Saturday, February 6, 2016

Thousands march in anti-Islam Pegida rallies across Europe

Thousands march in anti-Islam Pegida rallies across Europe

[Dresden, Germany] A march by Germany's anti-Islamic organisation Pegida drew thousands to the eastern city of Dresden on Saturday with rallies in support of the movement also held in a string of other European cities.
In Prague, around 5,000 people turned out for a Pegida-inspired march organised by two far-right groups, while in Amsterdam mounted police charged pro- and anti-Pegida groups and arrested at least a dozen people.
Another rally in the northern French port of Calais, home to the infamous "Jungle" refugee camp for migrants seeking passage across the Channel to Britain, brought about 20 arrests, local authorities said.
Police there responded with tear gas after scuffles broke out.
The Pegida group had called for the Saturday rallies, urging supporters to march under the anti-migrant banner of "Fortress Europe".
The group began as a movement in Germany in mid-2014 and has spread to other countries as Europe grapples with its worst refugee crisis since World War II.
Several thousand Pegida supporters turned up in Dresden under clear blue skies to march along the banks of the River Elbe, which flows through the city, to protest against mass immigration and the "Islamisation" of Europe.
Absent was Lutz Bachmann, the movement's founder, owing to illness, organisers said.
Police, who deployed around 1,000 officers for the occasion at which an AFP reporter said several thousand had answered the rallying call an hour after the event began at 1400 GMT.
Many held aloft banners criticising German Chancellor Angela Merkel, who is in the firing line for her liberal stance towards refugees after Germany took in more than a million migrants last year.
Around 2,000 people - less than the 10,000 expected by police - meanwhile joined an anti-Pegida rally at which participants urged tolerance towards migrants.
Anti-Pegida marchers chanted slogans including "no place for Nazis" and "we don't need xenophobia, demagoguery or Pegida." Pegida supporters counter that they are "European patriots against the Islamisation of the west." In Prague, an AFP journalist put the crowd at around 5,000 although police did not give an official estimate of the demo or its counter-rally.
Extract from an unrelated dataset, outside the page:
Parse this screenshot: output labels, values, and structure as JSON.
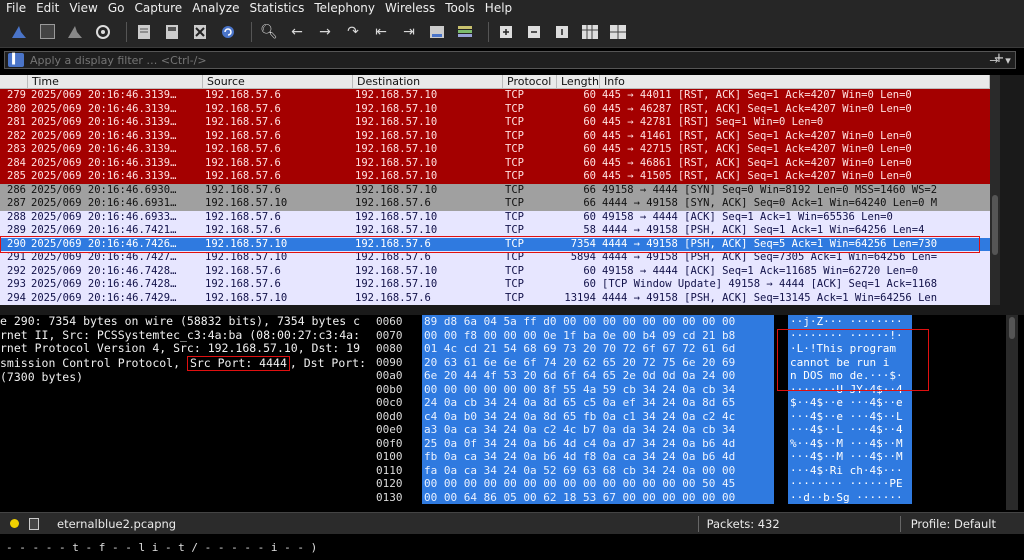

Police arrested four people.
In Dublin, scuffles broke out between people who had gathered to protest against the launch of Pegida in Ireland, and those who attended the launch of the group.
In Amsterdam, rival groups numbering a few hundred each waved banners with slogans such as "Refugees Welcome" and "Islamists not Welcome".
"We are demonstrating because we are very worried about our country and Islam," said 51-year-old Yvette from Utrecht, who carried a white banner saying "Pegida is Love" in Dutch.
"People are afraid, you must understand," she said.
The two sides were kept apart by dozens of mounted and riot police while a military helicopter hovered overhead.
An AFP reporter witnessed at least a dozen arrests and mounted police charging the crowd to separate the rival groups.
Anti-Pegida demonstrator Tommy Morelli, 32, told AFP: "I cannot believe that these guys (pro-Pegida supporters) can still think the way they do in this day and age. It's shameful." In Birmingham in central England, meanwhile, police said about about 150 Pegida supporters and 60 counter-demonstrators turned out.
Other demonstrations took place in Warsaw, Bratislava, the French city of Montpellier and Graz in southern Austria.